In the case of the Columbus Blue Jackets, it's unlikely that any notable player will want to sign with them in free agency when the franchise is in such disarray. This situation makes it difficult for the team to get rid of any important players on the roster since adding players from outside the organization will be hard to do.
The general manager and the majority of the team's players gave subpar performances last season. But with young head coach Todd Richards entering his first full season with the team, there is reason to have a little optimism surrounding the Blue Jackets going into the fall.
Richards took over for the Blue Jackets last season after Scott Arniel was fired in January.

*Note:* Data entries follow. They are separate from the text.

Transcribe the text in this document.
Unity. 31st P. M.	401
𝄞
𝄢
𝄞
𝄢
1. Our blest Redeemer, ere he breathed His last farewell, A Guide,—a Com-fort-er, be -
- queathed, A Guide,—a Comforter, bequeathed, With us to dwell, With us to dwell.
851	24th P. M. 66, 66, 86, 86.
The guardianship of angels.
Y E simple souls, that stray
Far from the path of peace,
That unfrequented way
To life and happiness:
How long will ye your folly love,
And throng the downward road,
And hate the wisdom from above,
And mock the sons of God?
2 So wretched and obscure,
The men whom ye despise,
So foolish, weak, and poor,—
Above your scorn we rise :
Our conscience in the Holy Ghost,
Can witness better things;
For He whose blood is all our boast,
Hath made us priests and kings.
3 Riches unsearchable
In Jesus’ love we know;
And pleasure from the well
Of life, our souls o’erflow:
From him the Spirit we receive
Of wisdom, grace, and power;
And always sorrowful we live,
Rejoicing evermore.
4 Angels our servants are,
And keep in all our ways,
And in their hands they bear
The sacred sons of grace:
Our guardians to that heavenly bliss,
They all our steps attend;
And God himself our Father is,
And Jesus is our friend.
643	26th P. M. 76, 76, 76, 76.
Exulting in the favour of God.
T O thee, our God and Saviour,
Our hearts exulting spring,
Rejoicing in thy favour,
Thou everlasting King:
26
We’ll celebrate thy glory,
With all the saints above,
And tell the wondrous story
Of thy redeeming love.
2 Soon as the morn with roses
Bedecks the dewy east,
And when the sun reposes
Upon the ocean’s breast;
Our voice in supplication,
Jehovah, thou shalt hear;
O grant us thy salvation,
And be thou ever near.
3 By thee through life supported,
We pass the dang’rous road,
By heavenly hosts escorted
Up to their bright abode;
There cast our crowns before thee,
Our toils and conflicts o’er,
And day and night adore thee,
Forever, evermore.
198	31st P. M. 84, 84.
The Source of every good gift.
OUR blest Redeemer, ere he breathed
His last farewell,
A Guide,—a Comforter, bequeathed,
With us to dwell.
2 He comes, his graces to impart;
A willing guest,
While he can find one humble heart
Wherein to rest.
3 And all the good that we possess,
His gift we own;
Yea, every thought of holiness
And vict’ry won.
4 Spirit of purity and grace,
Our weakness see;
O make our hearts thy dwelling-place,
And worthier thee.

He led the team to a respectable 18-21-2 record despite the trade distractions involving former captain Rick Nash.
Now that the Calgary Flames have an experienced head coach with Stanley Cup experience in Bob Hartley, making the playoffs next season is a very realistic possibility.
Hartley won the 2001 Stanley Cup with the Colorado Avalanche and even led the Atlanta Thrashers to their first Southeast Division title in 2007.
However, it could be difficult for Hartley to lead the Flames back to the playoffs when he has a roster of players who are either overpaid, overrated or past their prime.
Unless Jay Bouwmeester, Jiri Hudler, Dennis Wideman and aging captain Jarome Iginla live up to their large salaries, this team will once again miss the playoffs and face another offseason in which the debate to rebuild or not will come up again.
The Flames should "fire" several of the players on their team by trading them away before next year's trade deadline. But if that was the plan of the franchise, Hartley probably would not have taken the job. Nevertheless, it's going to be a very interesting season in Calgary.